LONDON — The dollar edged higher, gold steadied and European shares remained near five-year highs yesterday as investors wait to see if the US Federal Reserve will give any signal on the future of its stimulus programme.
The dollar DXY was up 0,2% against major currencies as European trading gathered pace.
Upbeat comments from Chicago policymaker Charles Evans have made Wednesday’s release of minutes of the US central bank’s last meeting the main focus for markets, with Fed chairman Ben Bernanke due to testify to Congress on the same day.
Having hit a five-year high on Monday, European shares FTEU3 opened 0,3% lower as investors cashed in on some of the recent gains. It was a similar story in the bond market, where German Bund futures dipped.

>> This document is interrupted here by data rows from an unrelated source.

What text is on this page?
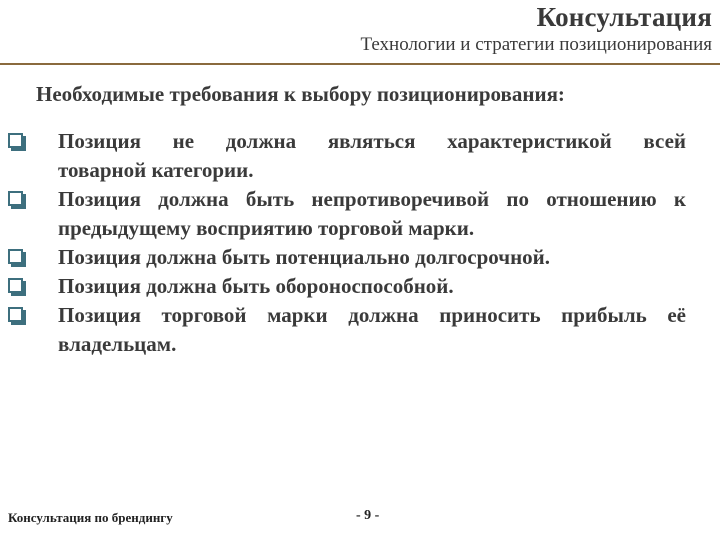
Консультация
Технологии и стратегии позиционирования
Необходимые требования к выбору позиционирования:
Позиция не должна являться характеристикой всей
товарной категории.
Позиция должна быть непротиворечивой по отношению к
предыдущему восприятию торговой марки.
Позиция должна быть потенциально долгосрочной.
Позиция должна быть обороноспособной.
Позиция торговой марки должна приносить прибыль её
владельцам.
Консультация по брендингу	- 9 -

“With the economic numbers being pretty good in the States, there may be an easing back of QE (bond buying) sooner rather than later,” said Berkeley Futures associate director Richard Griffiths.
“The DAX and Euro STOXX have moved ahead a lot more than the UK, so in the event of any profit-taking in the US, the European markets may drop just that little bit more.”
Currency and stockmarkets across Asia were largely subdued, although Japan’s Nikkei index managed to creep up to a fresh 5-1/2 year high and the yen gave back some of Monday’s minor gains.
After its recent rollercoaster ride, gold steadied at around $1,390 an ounce, although the stronger dollar left it facing its eighth fall in nine sessions.